Lin's Concordance Correlation Coefficient (CCC)
Evaluates whether two measurement methods (or two measurements) agree. Pearson r only looks at "linear correlation" and cannot detect systematic bias; CCC also considers whether points fall on the 45° line, making it more suitable for methodological agreement and complementary to Bland-Altman. It gives CCC, Pearson r, the bias-correction factor Cb and a 95% CI.
① Paste paired data
One pair per line, two columns for the method X and method Y measurements (separated by space/Tab/comma).
How to use & methodology
How does CCC differ from Pearson r?
Pearson r only measures whether two sets of numbers are linearly correlated; even if Y is always higher than X (systematic bias), r can still be 1. CCC additionally requires points to fall on the 45° identity line, reflecting both correlation and systematic bias, so it is better suited to judging 'whether two methods agree'.

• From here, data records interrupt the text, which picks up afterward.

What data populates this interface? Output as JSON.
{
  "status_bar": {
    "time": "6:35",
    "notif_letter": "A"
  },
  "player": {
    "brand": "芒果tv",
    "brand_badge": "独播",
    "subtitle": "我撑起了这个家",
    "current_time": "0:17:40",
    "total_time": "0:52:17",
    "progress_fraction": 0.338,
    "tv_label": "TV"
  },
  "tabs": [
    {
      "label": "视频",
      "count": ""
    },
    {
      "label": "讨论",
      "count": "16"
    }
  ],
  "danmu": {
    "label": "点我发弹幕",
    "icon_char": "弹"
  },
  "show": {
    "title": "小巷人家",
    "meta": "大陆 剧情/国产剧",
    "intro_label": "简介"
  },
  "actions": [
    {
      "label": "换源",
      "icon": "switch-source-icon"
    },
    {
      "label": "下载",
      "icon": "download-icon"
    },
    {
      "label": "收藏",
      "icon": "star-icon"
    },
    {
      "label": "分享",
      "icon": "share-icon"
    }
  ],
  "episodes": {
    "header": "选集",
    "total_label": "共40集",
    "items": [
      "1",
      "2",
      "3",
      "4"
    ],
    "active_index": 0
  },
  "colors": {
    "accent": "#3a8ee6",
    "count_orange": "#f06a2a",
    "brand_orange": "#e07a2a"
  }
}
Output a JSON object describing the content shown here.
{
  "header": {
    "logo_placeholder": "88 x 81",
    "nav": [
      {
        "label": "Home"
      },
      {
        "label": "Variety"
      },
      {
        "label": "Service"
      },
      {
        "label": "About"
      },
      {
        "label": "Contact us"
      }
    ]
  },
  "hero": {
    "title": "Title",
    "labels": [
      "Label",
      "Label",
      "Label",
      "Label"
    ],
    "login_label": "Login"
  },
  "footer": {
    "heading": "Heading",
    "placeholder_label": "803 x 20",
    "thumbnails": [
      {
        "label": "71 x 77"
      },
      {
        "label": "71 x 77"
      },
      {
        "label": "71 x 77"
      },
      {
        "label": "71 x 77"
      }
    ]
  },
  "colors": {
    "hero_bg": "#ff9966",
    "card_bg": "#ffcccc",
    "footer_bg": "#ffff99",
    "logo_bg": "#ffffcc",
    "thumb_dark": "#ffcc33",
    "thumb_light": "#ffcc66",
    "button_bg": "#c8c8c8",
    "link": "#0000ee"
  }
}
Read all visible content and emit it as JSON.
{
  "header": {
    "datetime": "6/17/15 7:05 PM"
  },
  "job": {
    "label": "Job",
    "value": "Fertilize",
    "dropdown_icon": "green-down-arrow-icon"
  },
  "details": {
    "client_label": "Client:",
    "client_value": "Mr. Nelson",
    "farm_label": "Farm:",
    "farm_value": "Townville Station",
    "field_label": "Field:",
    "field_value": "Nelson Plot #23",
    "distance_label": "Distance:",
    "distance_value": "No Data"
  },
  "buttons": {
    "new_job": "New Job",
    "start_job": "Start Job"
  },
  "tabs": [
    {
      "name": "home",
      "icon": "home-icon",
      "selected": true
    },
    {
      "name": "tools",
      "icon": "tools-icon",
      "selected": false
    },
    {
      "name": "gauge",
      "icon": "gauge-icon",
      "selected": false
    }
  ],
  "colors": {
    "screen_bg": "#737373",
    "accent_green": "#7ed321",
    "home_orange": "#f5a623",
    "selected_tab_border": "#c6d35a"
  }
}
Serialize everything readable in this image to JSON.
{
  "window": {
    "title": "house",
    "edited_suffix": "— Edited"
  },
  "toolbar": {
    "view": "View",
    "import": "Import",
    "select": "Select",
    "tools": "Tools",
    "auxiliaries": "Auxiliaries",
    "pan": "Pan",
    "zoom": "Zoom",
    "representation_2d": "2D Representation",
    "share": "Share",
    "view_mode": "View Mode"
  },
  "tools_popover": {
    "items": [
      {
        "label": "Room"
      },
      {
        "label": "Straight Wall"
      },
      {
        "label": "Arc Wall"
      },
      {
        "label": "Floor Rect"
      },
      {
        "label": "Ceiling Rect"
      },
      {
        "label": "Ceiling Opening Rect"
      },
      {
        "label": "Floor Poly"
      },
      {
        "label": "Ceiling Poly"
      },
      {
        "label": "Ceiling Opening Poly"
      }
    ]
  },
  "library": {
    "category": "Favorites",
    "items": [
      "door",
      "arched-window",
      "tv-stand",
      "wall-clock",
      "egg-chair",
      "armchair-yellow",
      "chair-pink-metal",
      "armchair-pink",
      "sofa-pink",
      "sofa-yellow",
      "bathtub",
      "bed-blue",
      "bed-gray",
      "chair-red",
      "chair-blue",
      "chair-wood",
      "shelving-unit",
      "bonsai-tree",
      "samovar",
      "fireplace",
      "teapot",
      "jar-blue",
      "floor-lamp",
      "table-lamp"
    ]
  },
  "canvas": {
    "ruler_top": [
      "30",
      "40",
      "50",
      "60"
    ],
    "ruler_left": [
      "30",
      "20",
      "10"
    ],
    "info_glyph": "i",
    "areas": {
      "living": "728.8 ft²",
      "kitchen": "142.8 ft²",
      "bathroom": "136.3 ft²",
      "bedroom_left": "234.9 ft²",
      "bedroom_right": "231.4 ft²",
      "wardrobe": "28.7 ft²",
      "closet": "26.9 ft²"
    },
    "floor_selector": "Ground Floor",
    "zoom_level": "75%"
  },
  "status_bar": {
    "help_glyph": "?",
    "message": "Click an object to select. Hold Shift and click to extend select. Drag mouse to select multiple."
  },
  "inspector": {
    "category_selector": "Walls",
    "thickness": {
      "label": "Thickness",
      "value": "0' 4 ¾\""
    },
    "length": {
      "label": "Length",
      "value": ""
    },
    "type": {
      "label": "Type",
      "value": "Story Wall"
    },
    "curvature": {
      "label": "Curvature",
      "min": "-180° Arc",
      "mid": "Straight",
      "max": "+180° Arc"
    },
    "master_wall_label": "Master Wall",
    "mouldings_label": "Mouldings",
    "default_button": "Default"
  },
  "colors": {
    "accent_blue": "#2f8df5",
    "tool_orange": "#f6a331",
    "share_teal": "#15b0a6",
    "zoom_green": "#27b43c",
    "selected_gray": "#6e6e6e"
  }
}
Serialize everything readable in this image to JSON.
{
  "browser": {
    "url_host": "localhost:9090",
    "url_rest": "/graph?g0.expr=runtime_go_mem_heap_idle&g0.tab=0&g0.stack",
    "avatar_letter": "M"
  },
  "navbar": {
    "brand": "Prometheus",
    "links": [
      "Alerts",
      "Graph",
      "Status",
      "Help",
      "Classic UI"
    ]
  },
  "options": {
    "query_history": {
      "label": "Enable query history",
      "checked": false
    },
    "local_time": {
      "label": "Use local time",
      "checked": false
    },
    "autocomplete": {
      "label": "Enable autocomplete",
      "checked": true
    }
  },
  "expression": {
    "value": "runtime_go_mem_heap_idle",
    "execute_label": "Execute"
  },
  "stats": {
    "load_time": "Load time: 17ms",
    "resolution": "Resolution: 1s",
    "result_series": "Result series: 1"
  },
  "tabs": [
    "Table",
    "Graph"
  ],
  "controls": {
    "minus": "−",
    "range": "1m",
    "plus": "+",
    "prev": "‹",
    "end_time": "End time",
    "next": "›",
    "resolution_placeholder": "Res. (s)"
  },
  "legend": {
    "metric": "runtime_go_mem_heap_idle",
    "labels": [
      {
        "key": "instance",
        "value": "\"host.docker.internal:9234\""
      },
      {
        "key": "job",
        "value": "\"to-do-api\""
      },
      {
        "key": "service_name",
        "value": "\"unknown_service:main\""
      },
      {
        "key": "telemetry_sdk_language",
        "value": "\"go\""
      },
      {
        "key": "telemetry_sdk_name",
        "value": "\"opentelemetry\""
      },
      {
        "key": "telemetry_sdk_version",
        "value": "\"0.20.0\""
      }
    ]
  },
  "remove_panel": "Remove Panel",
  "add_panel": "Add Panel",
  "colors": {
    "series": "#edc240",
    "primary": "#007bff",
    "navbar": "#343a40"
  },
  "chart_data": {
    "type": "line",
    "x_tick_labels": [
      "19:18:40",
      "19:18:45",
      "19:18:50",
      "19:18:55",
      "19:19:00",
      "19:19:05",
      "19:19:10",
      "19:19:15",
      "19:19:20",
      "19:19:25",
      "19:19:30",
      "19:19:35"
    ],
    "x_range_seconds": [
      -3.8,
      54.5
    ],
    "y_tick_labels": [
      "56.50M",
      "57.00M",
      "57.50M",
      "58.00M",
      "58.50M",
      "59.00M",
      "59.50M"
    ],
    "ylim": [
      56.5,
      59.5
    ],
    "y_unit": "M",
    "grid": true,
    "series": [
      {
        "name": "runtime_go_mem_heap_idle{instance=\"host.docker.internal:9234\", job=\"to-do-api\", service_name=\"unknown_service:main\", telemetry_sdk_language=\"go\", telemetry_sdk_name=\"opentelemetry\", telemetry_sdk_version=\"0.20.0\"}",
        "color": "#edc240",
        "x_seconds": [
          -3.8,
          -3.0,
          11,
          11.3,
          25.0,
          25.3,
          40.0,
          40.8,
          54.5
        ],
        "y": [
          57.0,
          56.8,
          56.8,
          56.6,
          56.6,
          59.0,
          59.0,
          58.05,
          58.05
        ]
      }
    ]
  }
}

How do CCC and Bland-Altman work together?
CCC gives a single summary agreement number, convenient for comparison and reporting; the Bland-Altman plot visually shows the size of the bias, whether it varies with the measurement value, and the 95% limits of agreement. Methodological agreement studies often use both.
How do I read Cb (bias-correction factor)?
Cb measures accuracy — how far the data depart from the 45° line, ranging 0–1, with 1 meaning no systematic bias. CCC = r × Cb: if r is high but CCC is clearly lower, the problem is systematic bias (small Cb), not random scatter.
How many samples are needed?
At least 3 pairs, but methodological agreement evaluation usually recommends dozens or more for a stable estimate and a narrower CI. This tool's CI uses Lin's (1989) z-transform approximation.